Throughout their careers they have moved in and out of some of Adelaide’s (and Australia’s) most refined hospitality spaces, but they have other plans for The Olivia Hotel.

Borrowing a quote from T.S. Eliot, Simon explains that through he and Jack’s decades-long exploration of the hospitality industry, they have revisited their earliest experiences – the uncomplicatedness of a warm greeting, a cold beer, and a relatively comfy seat – and have come to appreciate this offering as if for the first time.
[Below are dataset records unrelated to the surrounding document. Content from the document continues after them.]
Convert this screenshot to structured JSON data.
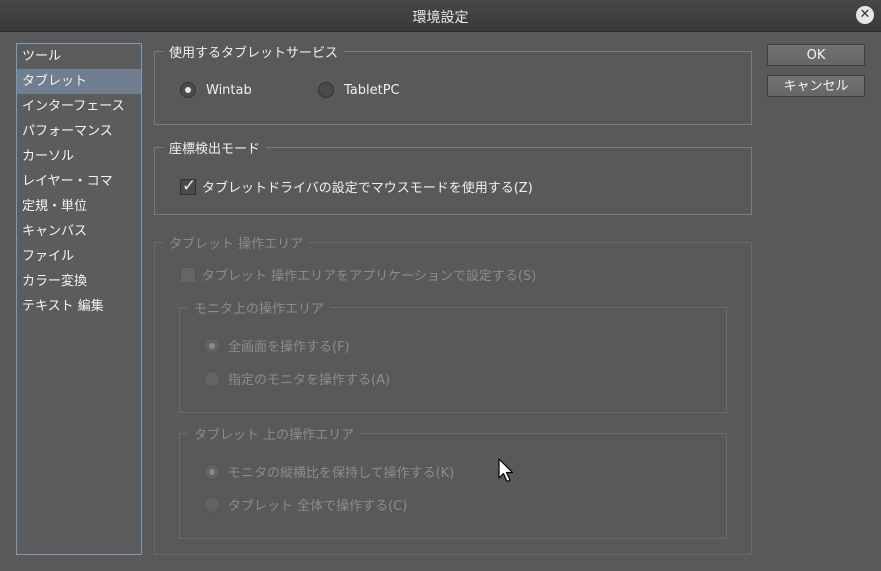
{
  "window": {
    "title": "環境設定",
    "close_icon": "close-icon"
  },
  "categories": [
    {
      "label": "ツール",
      "selected": false
    },
    {
      "label": "タブレット",
      "selected": true
    },
    {
      "label": "インターフェース",
      "selected": false
    },
    {
      "label": "パフォーマンス",
      "selected": false
    },
    {
      "label": "カーソル",
      "selected": false
    },
    {
      "label": "レイヤー・コマ",
      "selected": false
    },
    {
      "label": "定規・単位",
      "selected": false
    },
    {
      "label": "キャンバス",
      "selected": false
    },
    {
      "label": "ファイル",
      "selected": false
    },
    {
      "label": "カラー変換",
      "selected": false
    },
    {
      "label": "テキスト 編集",
      "selected": false
    }
  ],
  "buttons": {
    "ok": "OK",
    "cancel": "キャンセル"
  },
  "tablet_service": {
    "title": "使用するタブレットサービス",
    "wintab": "Wintab",
    "tabletpc": "TabletPC",
    "selected": "Wintab"
  },
  "coordinate_mode": {
    "title": "座標検出モード",
    "mouse_mode_label": "タブレットドライバの設定でマウスモードを使用する(Z)",
    "mouse_mode_checked": true
  },
  "tablet_area": {
    "title": "タブレット 操作エリア",
    "app_setting_label": "タブレット 操作エリアをアプリケーションで設定する(S)",
    "app_setting_checked": false,
    "monitor_area": {
      "title": "モニタ上の操作エリア",
      "full_screen": "全画面を操作する(F)",
      "specific_monitor": "指定のモニタを操作する(A)",
      "selected": "full_screen"
    },
    "tablet_area_group": {
      "title": "タブレット 上の操作エリア",
      "keep_ratio": "モニタの縦横比を保持して操作する(K)",
      "whole_tablet": "タブレット 全体で操作する(C)",
      "selected": "keep_ratio"
    }
  },
  "colors": {
    "selection": "#6f7f8f",
    "list_border": "#7a9bb8",
    "background": "#595959"
  }
}
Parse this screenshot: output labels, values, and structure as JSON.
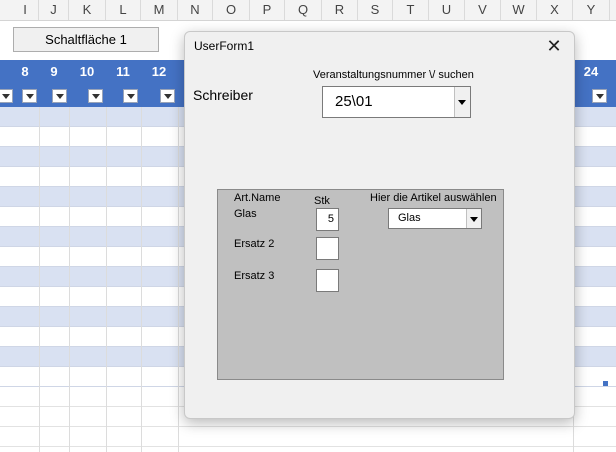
{
  "sheet": {
    "columns": [
      "I",
      "J",
      "K",
      "L",
      "M",
      "N",
      "O",
      "P",
      "Q",
      "R",
      "S",
      "T",
      "U",
      "V",
      "W",
      "X",
      "Y"
    ],
    "band_left": [
      "8",
      "9",
      "10",
      "11",
      "12"
    ],
    "band_right": "24",
    "button_label": "Schaltfläche 1"
  },
  "dialog": {
    "title": "UserForm1",
    "close_glyph": "✕",
    "schreiber_label": "Schreiber",
    "veranstaltung_label": "Veranstaltungsnummer \\/ suchen",
    "veranstaltung_value": "25\\01",
    "frame": {
      "col_name": "Art.Name",
      "col_stk": "Stk",
      "col_select": "Hier die Artikel auswählen",
      "rows": [
        {
          "name": "Glas",
          "qty": "5"
        },
        {
          "name": "Ersatz 2",
          "qty": ""
        },
        {
          "name": "Ersatz 3",
          "qty": ""
        }
      ],
      "article_value": "Glas"
    }
  },
  "colors": {
    "header_band": "#4472c4",
    "row_stripe": "#d9e1f2"
  }
}
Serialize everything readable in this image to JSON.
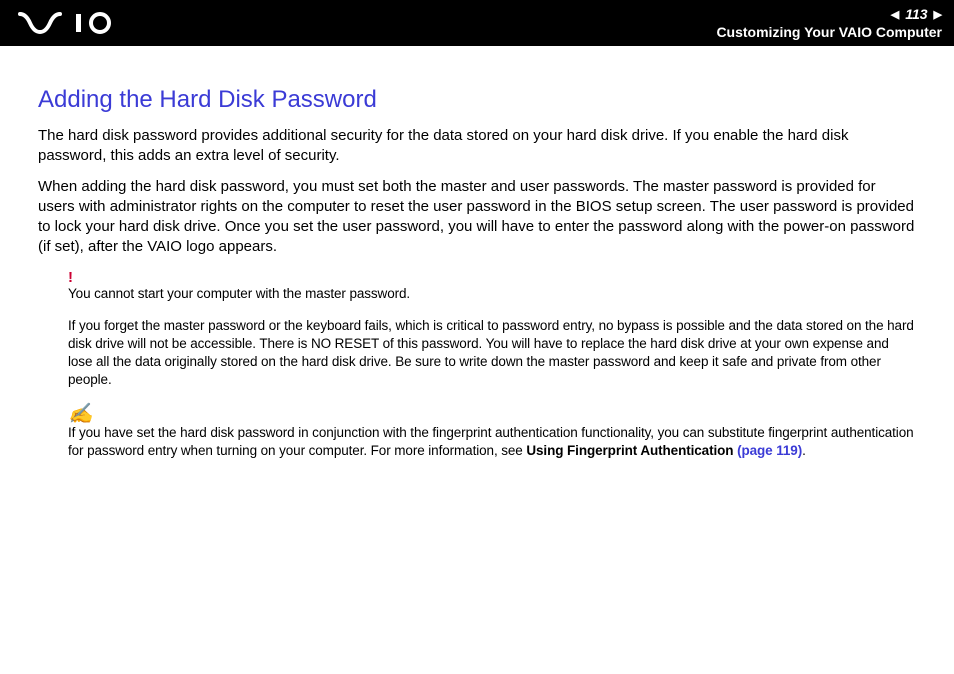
{
  "header": {
    "page_number": "113",
    "breadcrumb": "Customizing Your VAIO Computer"
  },
  "title": "Adding the Hard Disk Password",
  "paragraphs": {
    "p1": "The hard disk password provides additional security for the data stored on your hard disk drive. If you enable the hard disk password, this adds an extra level of security.",
    "p2": "When adding the hard disk password, you must set both the master and user passwords. The master password is provided for users with administrator rights on the computer to reset the user password in the BIOS setup screen. The user password is provided to lock your hard disk drive. Once you set the user password, you will have to enter the password along with the power-on password (if set), after the VAIO logo appears."
  },
  "warning": {
    "icon": "!",
    "line1": "You cannot start your computer with the master password.",
    "line2": "If you forget the master password or the keyboard fails, which is critical to password entry, no bypass is possible and the data stored on the hard disk drive will not be accessible. There is NO RESET of this password. You will have to replace the hard disk drive at your own expense and lose all the data originally stored on the hard disk drive. Be sure to write down the master password and keep it safe and private from other people."
  },
  "tip": {
    "icon": "✍",
    "text_prefix": "If you have set the hard disk password in conjunction with the fingerprint authentication functionality, you can substitute fingerprint authentication for password entry when turning on your computer. For more information, see ",
    "bold_text": "Using Fingerprint Authentication ",
    "link_text": "(page 119)",
    "suffix": "."
  }
}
“Going from working at Vue de Monde, Magill Estate and fine dining, we just thought that, funnily enough, something we wanted to do was something really generous and really simple,” Simon says.

“Actually, what we want to do is pour beers. Do it well and give good service, and obviously a bit of romance and theatre about it. But just strip it right back to where it all began.”

The Olivia Hotel riffs on the concept of institutional venues – spaces so worn in as to be immediately comfortable to all who walk through the door. It’s an idealistic vision of pubs before the age of pokies.

Adelaide has venues like these already – The Grace Emily, Exeter and Crown & Anchor all come to mind – and so what The Olivia lacks in generation-spanning trade Simon and Jack plan to make up for in their style of service.

“You can go to a wine bar, or you can go to a pub, but you can’t go to somewhere where you just have that pub atmosphere, and also the [high level of] service,” Simon says.

“We ended up moving towards fine dining stuff, and it’s fine, it’s got its place, but… when you get into that world, you appreciate that simplistic nature of a warm, comfortable space you can sit in with some good chat and some good friends, smash some beer off tap, eat some house-made beef jerky,” Jack says.

The many views of The Olivia Hotel

 

The offering is fairly simple at The Olivia Hotel; there are four beer taps which will rotate regularly and which, at the moment, are populated primarily with Little Bang brews.

The wine list is more elaborate, with a selection of wines from well-loved local and interstate producers, such as Charlotte Dalton, Jauma, Between Five Bells, Frankly, This Wine is Made by Bob, among others.

There is a short list of pre-batched cocktails, as well as an assortment of select spirits situated upon the back bar, ready to be poured neat or over ice.

And the food offering is also uncomplicated. The venue has no kitchen, and so drinks are first accompanied by complimentary bar snacks (a small bowl of Twisties when CityMag visits), and guests can select from house-made pickles and cheese, house-made jerky and house-constructed cups of mi goreng.

What The Olivia has on pour is, of course, an important part of the venue, but Simon says it is everything else about a person’s experience here that is most important to him.

“We’re not selling just a product, we’re selling an experience, and that was really important,” Simon says, “because if you want a glass of wine, you can get a glass of wine anywhere; what you want is everything around the glass of wine.”

Although The Olivia Hotel is a new venue, the building has a lived-in quality. Much of the furniture has been sourced second-hand, and the garden space at the back features a 100-year-old vine, a bluestone wall and cobbled tiles underfoot.

The building was a Goodlife Pizza for 18 years prior to The Olivia taking over, and before that it was Cheong Liew’s restaurant, Neddy’s.

To Simon, this is a meaningful connection to a golden era in Adelaide dining, and one he hopes to tap into and continue.

“I think with the small bar licence bringing more people into the city, we’re having a second golden period in Adelaide dining,” he says.

“That was part of it when we were sitting down having a beer, was we talked about that and how we would be proud to be part of it.”